Tuesday, 20 January 2009

New and Old

I watched the Obama inauguration today with much interest and excitement. It is amazing to think that it was the most watched event in television history. It's one of those events that will rank right up there in my memory with the JFK assassination (I was in Grade 4), the RFK and MLK assassinations (Grade 9), Neil Armstrong first walking on the moon (my first day of music camp after Grade 10) and the terrorist attack on the World Trade Centre twin towers on September 11, 2001.

At the same time, our plumber, Ben Huston, was installing a new pressure valve in our main bathroom shower.

Please excuse the 80s celadon tile and tub colour. When we win the lottery, we'll demolish both second floor bathrooms and update them very stylishly.

Last week Skip called Ben to come and see if he could find the source of a very small leak which has caused minor damage to the ceiling of the front hall below over the past 12 1/2 years of our occupancy in this house. An 18" x 18" hole was cut in the ceiling exposing the trap but no leak was found.

I finally posed the suggestion that it was water getting through the workings of the shower tap. Sure enough, that was the problem. I guess after 26 years, the caulking and seal had worn out. While Ben was there we asked for an estimate on getting the pressure valve installed. We have occasionally been the originators and recipients of blood-curdling screams when the toilet gets flushed while one of us is showering. So today was installation day.

During the inauguration, I spent some time puttering in my office starting to pack up yarn and stitchery that I'll be taking to Texas. I found this book which was my source of technical information about knitting and crochet for many years before the Internet came into my life.

This revised edition is copyrighted 1957 by Coats and Clark and cost 29 cents.

There is a lot of information packed into this 67 page booklet - the basics of Crochet, Knitting, Tatting and Embroidery. Also included are several patterns including a very fetching Rib Stitch Hat, a Classic Pullover and Cardigan,


Anklets (modelled in penny loafers),

and a children's Cable Stitch Sweater.

I was particularly interested at the sizing for the Classic Pullover and Cardigan.

The size 10 cardigan is for someone with a 30 inch bust (a person whom I would refer to as 'a stick').
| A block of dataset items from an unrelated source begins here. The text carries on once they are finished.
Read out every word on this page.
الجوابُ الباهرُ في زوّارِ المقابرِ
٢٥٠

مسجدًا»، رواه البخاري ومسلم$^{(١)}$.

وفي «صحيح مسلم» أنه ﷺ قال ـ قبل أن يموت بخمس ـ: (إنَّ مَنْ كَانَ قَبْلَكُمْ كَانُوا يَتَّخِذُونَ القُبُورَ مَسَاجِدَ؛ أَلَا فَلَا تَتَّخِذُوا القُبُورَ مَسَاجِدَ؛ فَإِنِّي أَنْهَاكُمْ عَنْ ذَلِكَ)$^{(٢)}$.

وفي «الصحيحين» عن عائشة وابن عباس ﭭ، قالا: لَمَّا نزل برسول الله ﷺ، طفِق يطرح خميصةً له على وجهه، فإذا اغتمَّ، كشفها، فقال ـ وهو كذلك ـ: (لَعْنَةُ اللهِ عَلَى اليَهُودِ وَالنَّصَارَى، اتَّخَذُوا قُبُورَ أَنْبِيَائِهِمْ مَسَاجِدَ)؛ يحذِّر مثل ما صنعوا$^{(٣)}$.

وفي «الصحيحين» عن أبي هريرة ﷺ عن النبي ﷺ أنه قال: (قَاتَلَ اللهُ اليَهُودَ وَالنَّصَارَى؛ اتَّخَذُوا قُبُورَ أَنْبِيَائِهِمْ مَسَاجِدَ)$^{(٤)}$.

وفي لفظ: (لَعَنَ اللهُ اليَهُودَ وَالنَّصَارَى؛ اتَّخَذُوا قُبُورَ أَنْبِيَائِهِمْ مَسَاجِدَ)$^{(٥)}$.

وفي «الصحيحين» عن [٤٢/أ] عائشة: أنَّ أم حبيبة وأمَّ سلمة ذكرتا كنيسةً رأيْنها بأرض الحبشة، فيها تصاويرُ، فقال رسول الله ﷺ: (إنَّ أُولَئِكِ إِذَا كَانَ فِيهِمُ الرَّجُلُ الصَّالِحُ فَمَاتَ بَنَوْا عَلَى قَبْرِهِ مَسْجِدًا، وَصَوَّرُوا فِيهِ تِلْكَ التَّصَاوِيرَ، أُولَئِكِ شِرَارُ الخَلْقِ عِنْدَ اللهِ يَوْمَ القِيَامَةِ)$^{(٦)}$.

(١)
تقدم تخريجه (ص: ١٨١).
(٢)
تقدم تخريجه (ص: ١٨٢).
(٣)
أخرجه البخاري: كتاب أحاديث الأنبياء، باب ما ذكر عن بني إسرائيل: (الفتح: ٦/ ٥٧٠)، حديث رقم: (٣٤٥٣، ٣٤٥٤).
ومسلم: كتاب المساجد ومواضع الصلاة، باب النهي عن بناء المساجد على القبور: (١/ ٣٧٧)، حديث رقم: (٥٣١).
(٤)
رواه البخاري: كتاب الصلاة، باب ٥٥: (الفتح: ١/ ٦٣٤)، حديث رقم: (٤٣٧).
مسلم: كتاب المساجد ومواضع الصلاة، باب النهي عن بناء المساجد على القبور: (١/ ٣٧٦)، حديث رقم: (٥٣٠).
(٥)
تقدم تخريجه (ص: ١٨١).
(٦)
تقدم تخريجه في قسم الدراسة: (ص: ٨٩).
The largest size (16) is for someone with a 36 inch bust. It really demonstrates how clothing manufacturers have altered the numbers for clothes sizing over the years. I would venture to guess that nowadays any woman with a 36" bust would be horrified to think that she was size 16.

There are also detailed explanations for Weaving (what we would call Kitchener stitch today) and "Knit One Stitch In The Row Below" which is the subject of one of the newest XRX books.